Allow data interface and use non-deterministic hashCode

Per Minborg minborg at speedment.com
Fri Dec 8 23:57:05 UTC 2017


Thanks for the clarification Brian. I think that makes sense. /Per


On 12/8/17 8:42 AM, Brian Goetz wrote:
>
>
> On 11/5/2017 4:49 PM, Per Minborg wrote:
>> I am new to the mailing list so apologies if I'm asking questions 
>> already understood.
>>
>> I have two questions/proposals:
>>
>> 1) I think it would make sense to allow data interfaces too.
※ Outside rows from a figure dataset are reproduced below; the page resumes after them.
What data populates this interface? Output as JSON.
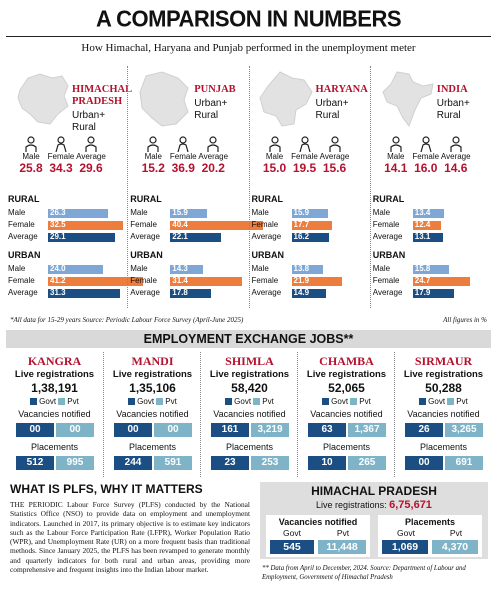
{
  "title": "A COMPARISON IN NUMBERS",
  "subtitle": "How Himachal, Haryana and Punjab performed in the unemployment meter",
  "states": [
    {
      "name": "HIMACHAL PRADESH",
      "line1": "HIMACHAL",
      "line2": "PRADESH",
      "area": "Urban+ Rural",
      "area1": "Urban+",
      "area2": "Rural",
      "male": "25.8",
      "female": "34.3",
      "average": "29.6",
      "rural": {
        "male": 26.3,
        "female": 32.5,
        "average": 29.1
      },
      "urban": {
        "male": 24.0,
        "female": 41.2,
        "average": 31.3
      }
    },
    {
      "name": "PUNJAB",
      "line1": "PUNJAB",
      "line2": "",
      "area1": "Urban+",
      "area2": "Rural",
      "male": "15.2",
      "female": "36.9",
      "average": "20.2",
      "rural": {
        "male": 15.9,
        "female": 40.4,
        "average": 22.1
      },
      "urban": {
        "male": 14.3,
        "female": 31.4,
        "average": 17.8
      }
    },
    {
      "name": "HARYANA",
      "line1": "HARYANA",
      "line2": "",
      "area1": "Urban+",
      "area2": "Rural",
      "male": "15.0",
      "female": "19.5",
      "average": "15.6",
      "rural": {
        "male": 15.9,
        "female": 17.7,
        "average": 16.2
      },
      "urban": {
        "male": 13.8,
        "female": 21.9,
        "average": 14.9
      }
    },
    {
      "name": "INDIA",
      "line1": "INDIA",
      "line2": "",
      "area1": "Urban+",
      "area2": "Rural",
      "male": "14.1",
      "female": "16.0",
      "average": "14.6",
      "rural": {
        "male": 13.4,
        "female": 12.4,
        "average": 13.1
      },
      "urban": {
        "male": 15.8,
        "female": 24.7,
        "average": 17.9
      }
    }
  ],
  "labels": {
    "male": "Male",
    "female": "Female",
    "average": "Average",
    "rural": "RURAL",
    "urban": "URBAN",
    "note_left": "*All data for 15-29 years   Source: Periodic Labour Force Survey (April-June 2025)",
    "note_right": "All figures in %"
  },
  "colors": {
    "male": "#7fa7d6",
    "female": "#ed7d3d",
    "average": "#1b4e82",
    "accent": "#b5122f",
    "govt": "#1b4e82",
    "pvt": "#7fb3c8"
  },
  "jobs_title": "EMPLOYMENT EXCHANGE JOBS**",
  "jobs_labels": {
    "live": "Live registrations",
    "govt": "Govt",
    "pvt": "Pvt",
    "vacancies": "Vacancies notified",
    "placements": "Placements"
  },
  "districts": [
    {
      "name": "KANGRA",
      "live": "1,38,191",
      "vac_govt": "00",
      "vac_pvt": "00",
      "pl_govt": "512",
      "pl_pvt": "995"
    },
    {
      "name": "MANDI",
      "live": "1,35,106",
      "vac_govt": "00",
      "vac_pvt": "00",
      "pl_govt": "244",
      "pl_pvt": "591"
    },
    {
      "name": "SHIMLA",
      "live": "58,420",
      "vac_govt": "161",
      "vac_pvt": "3,219",
      "pl_govt": "23",
      "pl_pvt": "253"
    },
    {
      "name": "CHAMBA",
      "live": "52,065",
      "vac_govt": "63",
      "vac_pvt": "1,367",
      "pl_govt": "10",
      "pl_pvt": "265"
    },
    {
      "name": "SIRMAUR",
      "live": "50,288",
      "vac_govt": "26",
      "vac_pvt": "3,265",
      "pl_govt": "00",
      "pl_pvt": "691"
    }
  ],
  "plfs": {
    "heading": "WHAT IS PLFS, WHY IT MATTERS",
    "body": "THE PERIODIC Labour Force Survey (PLFS) conducted by the National Statistics Office (NSO) to provide data on employment and unemployment indicators. Launched in 2017, its primary objective is to estimate key indicators such as the Labour Force Participation Rate (LFPR), Worker Population Ratio (WPR), and Unemployment Rate (UR) on a more frequent basis than traditional methods. Since January 2025, the PLFS has been revamped to generate monthly and quarterly indicators for both rural and urban areas, providing more comprehensive and frequent insights into the Indian labour market."
  },
  "hp_summary": {
    "title": "HIMACHAL PRADESH",
    "live_label": "Live registrations:",
    "live": "6,75,671",
    "vac_label": "Vacancies notified",
    "pl_label": "Placements",
    "govt": "Govt",
    "pvt": "Pvt",
    "vac_govt": "545",
    "vac_pvt": "11,448",
    "pl_govt": "1,069",
    "pl_pvt": "4,370"
  },
  "footnote": "** Data from April to December, 2024. Source: Department of Labour and Employment, Government of Himachal Pradesh",
  "chart_data": {
    "type": "bar",
    "categories": [
      "Rural Male",
      "Rural Female",
      "Rural Average",
      "Urban Male",
      "Urban Female",
      "Urban Average"
    ],
    "series": [
      {
        "name": "HIMACHAL PRADESH",
        "values": [
          26.3,
          32.5,
          29.1,
          24.0,
          41.2,
          31.3
        ]
      },
      {
        "name": "PUNJAB",
        "values": [
          15.9,
          40.4,
          22.1,
          14.3,
          31.4,
          17.8
        ]
      },
      {
        "name": "HARYANA",
        "values": [
          15.9,
          17.7,
          16.2,
          13.8,
          21.9,
          14.9
        ]
      },
      {
        "name": "INDIA",
        "values": [
          13.4,
          12.4,
          13.1,
          15.8,
          24.7,
          17.9
        ]
      }
    ],
    "xlabel": "",
    "ylabel": "",
    "xlim": [
      0,
      42
    ]
  }
}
For 
>> example, if I have an immutable model of a Point then we could have:
>>
>> __data interface Point(final int x, final int y) { }
>>
>> This would trivially correspond to the de-sugered interface:
>>
>> interface Point {
>>     int getX();
>>     int getY();
>> }
>>
>> Now, one implementation of this interface would of course be:
>>
>> __data class GerneralPoint(final int x, final int y) implements Point 
>> { }
>>
>> and another could be
>>
>> class OrigoPoint() implements Point { public getX() {return 0;} 
>> public getY() {return 0;} // Left out equals, hashCode and toString 
>> for brevity
>
> While such an idea is not obviously silly, it seems to have pretty 
> limited value, and also is not obviously consistent with the goal of 
> the feature.  The design center for this feature is "better 
> programming with plain data"; this allows class writers to say "this 
> class doesn't need all the degrees of freedom that classes offer for 
> decoupling representation from interface."  But for interfaces, which 
> lack representation, this collapses to an (inflexible) mechanism for 
> defining a bag of accessors.
>
>> 2) How do we see the level of determinism on the generated hashCode() 
>> methods (and toString())? There are several alternatives including:
>>
>> A) The hashCode() will always return the same value for the same 
>> input state vector always and forever and may be deterministically 
>> pre-computed and/or specified
>>
>> B) The hashCode() will always return the same value for the same 
>> input state vector always and forever but the actual function is 
>> implementation specific and is not available a-priori
>>
>> C) The hashCode() will always return the same value for the same 
>> input state vector for any given Java version
>>
>> D) The hashCode() will always return the same value for the same 
>> input state vector for any given compiled JAR/class file
>>
>> E) The hashCode() will always return the same value within a 
>> particular running JVM instance
>>
>> It should be said that there are more alternatives. This is just a 
>> sub-set of the ample variants that exists.
>
> The base requirement for hashCode() is that equal objects have equal 
> hash codes; further, data classes demand (politely request?) that 
> equality and hash computation derive exclusively from the state 
> vector.  But I don't think its in anyone's interest to specify the 
> hash algorithm (been burned by that with String).  If the object is 
> deeply value-based then the hash code can be computed at compile time, 
> which is a nice optimization, but just an optimization.